OBJECT IDENTIFIER RELATIVE TO is just a CHOICE of OBJECT IDENTIFIER and RELATIVE IDENTIFIER.
Re: SDER... yeah, so Heimdal's codec produces DER but accepts a subset of BER for interop with OpenSSL and others. If you really want streaming then you'll want a variant of OER with fixed-length lengths (which IMO OER should have had, dammit), which then looks a lot like XDR but with different alignment and more types.
> ASN1_BCD_STRING can be just IA5String with a constraint attached...
The abstract meaning matches, but the format is differently.
> ASN1_OUT_OF_BAND can just be a NULL with an APPLICATION tag or whatever
There are some uses of having a dedicated "out of band" type, such as being able to find them regardless of the schema (e.g. it might be used by a protocol that can use data with any schemas, but allows out of band data with any schema for some reason, and might want to modify the representations of out of band data when sending it to someone else).
> ASN1_IDENTIFIED_DATA... ASN.1 has EMBEDDED-PDV, open types, and the TYPE-IDENTIFIER class -- there are many ways to do this in ASN.1
EMBEDDED-PDV and those other things are different situations than I am doing, although it is similar, the use is not quite the same. ASN1_IDENTIFIED_DATA is simpler in some ways but also allows some things that EMBEDDED-PDV does not do.
Programs can also use ASN1_IDENTIFIED_DATA to identify the schema of a file that uses this type (and potentially be able to e.g. uncompress or decrypt it; this is the reason why the identifiers are allowed to be sequences and not only plain OIDs), or a part of another file.
> ASN1_REFERENCE is... interesting. I've not needed it, but some RPC protocols support intra-payload and even circular references, so if you have a need for that (hopefully you don't), then your ASN1_REFERENCE would be useful indeed.
Yes, it is what I thought too. So far I have not needed it either, but it might sometimes be useful.
> ASN1_RATIONAL is just a tagged sequence of numerator and denominator, with a constraint...

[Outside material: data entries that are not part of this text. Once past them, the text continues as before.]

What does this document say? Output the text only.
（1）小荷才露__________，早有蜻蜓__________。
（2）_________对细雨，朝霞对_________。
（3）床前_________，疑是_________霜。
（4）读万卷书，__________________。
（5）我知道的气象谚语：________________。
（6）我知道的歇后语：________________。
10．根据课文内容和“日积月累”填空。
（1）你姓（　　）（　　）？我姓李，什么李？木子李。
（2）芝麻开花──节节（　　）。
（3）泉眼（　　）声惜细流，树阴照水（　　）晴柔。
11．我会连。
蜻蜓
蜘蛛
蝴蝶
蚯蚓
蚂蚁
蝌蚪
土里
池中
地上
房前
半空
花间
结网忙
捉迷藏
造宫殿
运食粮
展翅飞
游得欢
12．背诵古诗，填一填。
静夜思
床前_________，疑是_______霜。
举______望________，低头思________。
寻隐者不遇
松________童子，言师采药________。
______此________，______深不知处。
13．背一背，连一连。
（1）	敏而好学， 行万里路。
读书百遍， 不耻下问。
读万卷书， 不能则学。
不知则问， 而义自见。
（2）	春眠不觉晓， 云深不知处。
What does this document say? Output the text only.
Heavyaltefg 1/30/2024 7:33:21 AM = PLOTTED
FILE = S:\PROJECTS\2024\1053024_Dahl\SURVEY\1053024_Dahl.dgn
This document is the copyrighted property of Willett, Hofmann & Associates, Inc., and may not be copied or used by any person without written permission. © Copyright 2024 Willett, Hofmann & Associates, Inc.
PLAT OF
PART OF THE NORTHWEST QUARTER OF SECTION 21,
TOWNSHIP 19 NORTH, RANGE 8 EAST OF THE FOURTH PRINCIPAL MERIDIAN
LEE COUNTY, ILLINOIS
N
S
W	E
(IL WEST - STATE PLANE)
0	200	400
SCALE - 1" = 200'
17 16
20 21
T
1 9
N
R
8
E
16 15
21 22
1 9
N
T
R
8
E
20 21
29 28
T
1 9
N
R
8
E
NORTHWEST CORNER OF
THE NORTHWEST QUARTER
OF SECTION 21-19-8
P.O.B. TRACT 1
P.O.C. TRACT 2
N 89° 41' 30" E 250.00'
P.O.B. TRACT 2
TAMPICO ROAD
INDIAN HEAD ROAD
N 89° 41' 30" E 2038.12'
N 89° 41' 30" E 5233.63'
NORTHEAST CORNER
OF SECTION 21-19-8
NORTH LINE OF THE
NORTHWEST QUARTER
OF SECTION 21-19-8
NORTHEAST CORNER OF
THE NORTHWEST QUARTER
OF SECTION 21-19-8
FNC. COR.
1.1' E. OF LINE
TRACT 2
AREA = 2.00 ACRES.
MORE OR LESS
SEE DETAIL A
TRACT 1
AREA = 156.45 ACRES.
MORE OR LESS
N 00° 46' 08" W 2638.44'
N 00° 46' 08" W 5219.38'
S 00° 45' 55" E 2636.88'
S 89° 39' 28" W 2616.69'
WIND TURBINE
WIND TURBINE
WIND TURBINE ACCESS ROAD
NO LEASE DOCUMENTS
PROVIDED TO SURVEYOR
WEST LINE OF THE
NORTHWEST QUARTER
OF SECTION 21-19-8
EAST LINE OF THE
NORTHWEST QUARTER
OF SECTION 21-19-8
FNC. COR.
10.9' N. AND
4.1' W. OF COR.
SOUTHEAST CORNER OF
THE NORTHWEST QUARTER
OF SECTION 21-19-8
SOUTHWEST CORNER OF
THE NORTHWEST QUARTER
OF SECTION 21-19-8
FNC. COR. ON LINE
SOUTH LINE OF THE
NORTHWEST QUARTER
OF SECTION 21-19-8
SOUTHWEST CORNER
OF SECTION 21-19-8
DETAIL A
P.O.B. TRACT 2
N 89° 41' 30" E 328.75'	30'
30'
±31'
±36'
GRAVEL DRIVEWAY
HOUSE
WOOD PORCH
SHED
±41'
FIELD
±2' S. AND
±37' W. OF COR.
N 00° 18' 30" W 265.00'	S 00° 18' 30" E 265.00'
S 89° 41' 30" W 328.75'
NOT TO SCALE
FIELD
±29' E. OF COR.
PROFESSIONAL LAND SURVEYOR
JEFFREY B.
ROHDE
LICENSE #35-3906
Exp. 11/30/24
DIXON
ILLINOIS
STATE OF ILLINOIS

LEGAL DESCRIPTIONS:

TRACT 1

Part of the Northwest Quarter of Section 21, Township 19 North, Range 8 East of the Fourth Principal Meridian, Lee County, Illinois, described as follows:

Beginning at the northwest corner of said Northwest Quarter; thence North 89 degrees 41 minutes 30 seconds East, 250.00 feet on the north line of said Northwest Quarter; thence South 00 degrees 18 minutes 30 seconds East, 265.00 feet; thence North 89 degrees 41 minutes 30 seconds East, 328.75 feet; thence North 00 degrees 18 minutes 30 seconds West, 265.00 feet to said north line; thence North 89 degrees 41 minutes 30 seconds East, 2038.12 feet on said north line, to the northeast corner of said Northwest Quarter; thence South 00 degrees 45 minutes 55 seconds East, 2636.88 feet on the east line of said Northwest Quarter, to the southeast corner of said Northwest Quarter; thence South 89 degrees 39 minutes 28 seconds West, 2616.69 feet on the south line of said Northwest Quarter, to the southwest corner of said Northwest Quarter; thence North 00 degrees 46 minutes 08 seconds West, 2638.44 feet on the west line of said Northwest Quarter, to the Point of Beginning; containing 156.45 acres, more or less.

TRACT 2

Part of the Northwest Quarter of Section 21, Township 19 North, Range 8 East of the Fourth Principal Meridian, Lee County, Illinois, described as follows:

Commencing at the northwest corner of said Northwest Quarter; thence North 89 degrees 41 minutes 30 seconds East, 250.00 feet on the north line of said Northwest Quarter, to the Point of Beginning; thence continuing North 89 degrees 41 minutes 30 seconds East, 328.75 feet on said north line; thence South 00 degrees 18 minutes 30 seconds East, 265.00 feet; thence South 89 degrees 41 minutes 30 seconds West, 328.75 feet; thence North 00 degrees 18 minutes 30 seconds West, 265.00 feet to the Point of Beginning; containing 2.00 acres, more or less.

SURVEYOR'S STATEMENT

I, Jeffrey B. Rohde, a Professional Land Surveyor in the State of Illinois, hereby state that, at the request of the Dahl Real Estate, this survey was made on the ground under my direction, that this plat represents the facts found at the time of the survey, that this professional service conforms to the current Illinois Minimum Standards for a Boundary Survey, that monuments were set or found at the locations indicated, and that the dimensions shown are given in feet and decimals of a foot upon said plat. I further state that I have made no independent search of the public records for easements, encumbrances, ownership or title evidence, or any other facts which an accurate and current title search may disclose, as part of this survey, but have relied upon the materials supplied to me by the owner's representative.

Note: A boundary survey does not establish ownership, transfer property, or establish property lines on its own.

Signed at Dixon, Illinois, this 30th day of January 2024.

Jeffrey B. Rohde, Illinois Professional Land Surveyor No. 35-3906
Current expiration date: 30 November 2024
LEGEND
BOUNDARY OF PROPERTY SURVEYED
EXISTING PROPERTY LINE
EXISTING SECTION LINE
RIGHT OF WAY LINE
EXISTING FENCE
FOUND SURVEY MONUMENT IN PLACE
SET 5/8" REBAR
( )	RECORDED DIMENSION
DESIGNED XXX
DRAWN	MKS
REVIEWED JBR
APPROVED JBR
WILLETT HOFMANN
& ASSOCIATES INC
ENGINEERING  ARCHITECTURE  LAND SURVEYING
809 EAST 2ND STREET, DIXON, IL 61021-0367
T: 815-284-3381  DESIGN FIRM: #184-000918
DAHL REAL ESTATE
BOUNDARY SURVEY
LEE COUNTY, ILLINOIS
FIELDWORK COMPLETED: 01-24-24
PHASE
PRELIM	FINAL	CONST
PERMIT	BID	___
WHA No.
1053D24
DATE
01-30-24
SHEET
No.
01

It can be defined as such in standard ASN.1, and the format is the same as that, but the abstract meaning is different. There is also a further constraint for the canonical form.
(Currently, the only place I have used this type is the tempo ratio in the .BGM lumps in Super ZZ Zero, but it would have other uses too, such as when converting data from other formats that have a rational number type.)
> OBJECT IDENTIFIER RELATIVE TO is just a CHOICE of OBJECT IDENTIFIER and RELATIVE IDENTIFIER.
It can be implemented that way in standard ASN.1 and has the same DER representation as your described type, although the abstract meaning is essentially the same as OBJECT IDENTIFIER and there is an additional constraint in the canonical form (as far as I know, this additional constraint cannot be written in standard ASN.1, but Super ZZ Zero cares about it being in canonical form (except for sound card identifiers in .BGM lumps, but this is an implementation detail for that specific part of the program)).
> I had kind of expected a subset of x.680.
Currently I am not using the schema format for ASN.1X (nor do I use the schema format of standard ASN.1); if someone else does then they might implement a variant of X.680 for use with ASN.1X. I probably would remove some stuff (and add some stuff) if I did make a variant, though.
(The use of ASN.1X is also not defined for JER, XER, OER, etc; if someone needs to, then they might do that.)